Hymnals are the functional opposite.

This is also why people hate hymns written with new bridges or choruses. Because all that is familiar about the former congregational singing, now stripped from the congregation, is torn in two as congregant who could have sung "Amazing Grace" or "Come Thou Fount" doesn't know the words or tune of the additional parts of the song. They must listen to the classic rock station on their commute like a heathen. It's not that a musician forced to make pennies on the download found a niche market to squeeze. 

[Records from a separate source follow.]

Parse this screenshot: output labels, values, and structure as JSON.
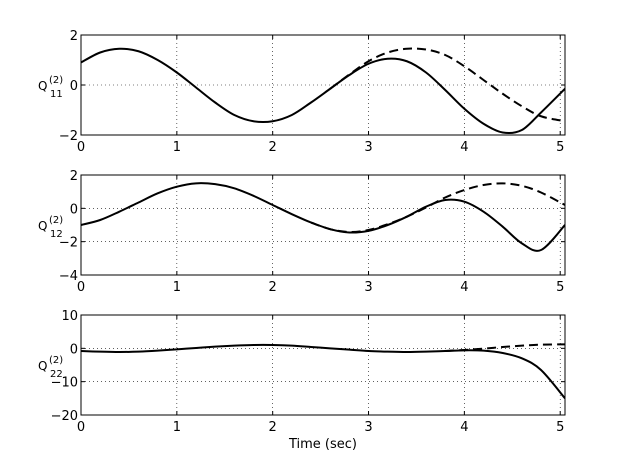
{
  "chart_data": [
    {
      "type": "line",
      "ylabel": {
        "base": "Q",
        "sup": "(2)",
        "sub": "11"
      },
      "xlim": [
        0,
        5.05
      ],
      "ylim": [
        -2,
        2
      ],
      "xticks": [
        0,
        1,
        2,
        3,
        4,
        5
      ],
      "yticks": [
        -2,
        0,
        2
      ],
      "xtick_labels": [
        "0",
        "1",
        "2",
        "3",
        "4",
        "5"
      ],
      "ytick_labels": [
        "−2",
        "0",
        "2"
      ],
      "grid": true,
      "series": [
        {
          "style": "solid",
          "color": "#000000",
          "x": [
            0,
            0.2,
            0.4,
            0.6,
            0.8,
            1.0,
            1.2,
            1.4,
            1.6,
            1.8,
            2.0,
            2.2,
            2.4,
            2.6,
            2.8,
            3.0,
            3.2,
            3.4,
            3.6,
            3.8,
            4.0,
            4.2,
            4.4,
            4.6,
            4.8,
            5.05
          ],
          "y": [
            0.9,
            1.3,
            1.45,
            1.35,
            1.0,
            0.5,
            -0.1,
            -0.7,
            -1.2,
            -1.45,
            -1.45,
            -1.2,
            -0.7,
            -0.15,
            0.4,
            0.85,
            1.05,
            0.95,
            0.5,
            -0.2,
            -0.95,
            -1.55,
            -1.9,
            -1.8,
            -1.1,
            -0.15
          ]
        },
        {
          "style": "dashed",
          "color": "#000000",
          "x": [
            2.6,
            2.8,
            3.0,
            3.2,
            3.4,
            3.6,
            3.8,
            4.0,
            4.2,
            4.4,
            4.6,
            4.8,
            5.05
          ],
          "y": [
            -0.15,
            0.42,
            0.95,
            1.3,
            1.45,
            1.42,
            1.2,
            0.75,
            0.2,
            -0.35,
            -0.85,
            -1.25,
            -1.45
          ]
        }
      ]
    },
    {
      "type": "line",
      "ylabel": {
        "base": "Q",
        "sup": "(2)",
        "sub": "12"
      },
      "xlim": [
        0,
        5.05
      ],
      "ylim": [
        -4,
        2
      ],
      "xticks": [
        0,
        1,
        2,
        3,
        4,
        5
      ],
      "yticks": [
        -4,
        -2,
        0,
        2
      ],
      "xtick_labels": [
        "0",
        "1",
        "2",
        "3",
        "4",
        "5"
      ],
      "ytick_labels": [
        "−4",
        "−2",
        "0",
        "2"
      ],
      "grid": true,
      "series": [
        {
          "style": "solid",
          "color": "#000000",
          "x": [
            0,
            0.2,
            0.4,
            0.6,
            0.8,
            1.0,
            1.2,
            1.4,
            1.6,
            1.8,
            2.0,
            2.2,
            2.4,
            2.6,
            2.8,
            3.0,
            3.2,
            3.4,
            3.6,
            3.8,
            4.0,
            4.2,
            4.4,
            4.6,
            4.8,
            5.05
          ],
          "y": [
            -1.0,
            -0.7,
            -0.2,
            0.35,
            0.9,
            1.3,
            1.5,
            1.45,
            1.2,
            0.75,
            0.2,
            -0.35,
            -0.85,
            -1.25,
            -1.45,
            -1.35,
            -1.0,
            -0.5,
            0.1,
            0.5,
            0.4,
            -0.2,
            -1.1,
            -2.1,
            -2.5,
            -1.0
          ]
        },
        {
          "style": "dashed",
          "color": "#000000",
          "x": [
            2.4,
            2.6,
            2.8,
            3.0,
            3.2,
            3.4,
            3.6,
            3.8,
            4.0,
            4.2,
            4.4,
            4.6,
            4.8,
            5.05
          ],
          "y": [
            -0.85,
            -1.25,
            -1.42,
            -1.3,
            -0.95,
            -0.5,
            0.05,
            0.65,
            1.1,
            1.4,
            1.5,
            1.35,
            0.95,
            0.2
          ]
        }
      ]
    },
    {
      "type": "line",
      "ylabel": {
        "base": "Q",
        "sup": "(2)",
        "sub": "22"
      },
      "xlabel": "Time (sec)",
      "xlim": [
        0,
        5.05
      ],
      "ylim": [
        -20,
        10
      ],
      "xticks": [
        0,
        1,
        2,
        3,
        4,
        5
      ],
      "yticks": [
        -20,
        -10,
        0,
        10
      ],
      "xtick_labels": [
        "0",
        "1",
        "2",
        "3",
        "4",
        "5"
      ],
      "ytick_labels": [
        "−20",
        "−10",
        "0",
        "10"
      ],
      "grid": true,
      "series": [
        {
          "style": "solid",
          "color": "#000000",
          "x": [
            0,
            0.2,
            0.4,
            0.6,
            0.8,
            1.0,
            1.2,
            1.4,
            1.6,
            1.8,
            2.0,
            2.2,
            2.4,
            2.6,
            2.8,
            3.0,
            3.2,
            3.4,
            3.6,
            3.8,
            4.0,
            4.2,
            4.4,
            4.6,
            4.8,
            5.05
          ],
          "y": [
            -0.8,
            -1.0,
            -1.1,
            -1.0,
            -0.7,
            -0.3,
            0.1,
            0.5,
            0.8,
            1.0,
            1.0,
            0.8,
            0.4,
            0.0,
            -0.4,
            -0.8,
            -1.0,
            -1.1,
            -1.0,
            -0.8,
            -0.6,
            -0.7,
            -1.4,
            -3.0,
            -6.5,
            -15.0
          ]
        },
        {
          "style": "dashed",
          "color": "#000000",
          "x": [
            3.8,
            4.0,
            4.2,
            4.4,
            4.6,
            4.8,
            5.05
          ],
          "y": [
            -0.8,
            -0.5,
            -0.1,
            0.4,
            0.8,
            1.1,
            1.2
          ]
        }
      ]
    }
  ]
}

If the modern, almost-mega church worship pastor wants to right this ship, he needs to get the congregation back in the band. And it doesn't necessarily have to look like a dusty old book. That could look like sheet music with the words on the screen, so we know what's being sung. Or just he bouncing Kareoke ball the uber-reformed types mock him with. They would both do a better job than what's being done now. Because the addition of either would put the focus back on getting the congregation back into the driver's seat. But that same pastor has to be brave enough to leave the hymns alone in the name of creativity, for the sake of congregationality. Because no matter how good or bad of a job he's doing, if he's functionally not leading the congregation because he's too busy functionally performing, the congregation is going to be functionally left behind in their ability to corporately worship. 

And it will only be noticed when the Doxology trick from the third paragraph stops working.

Because all the old-heads will be singing old hymns again, corporatly, with a much larger congregation and a much closer, Christ-centered setting than any church's worship arts budget could compete with.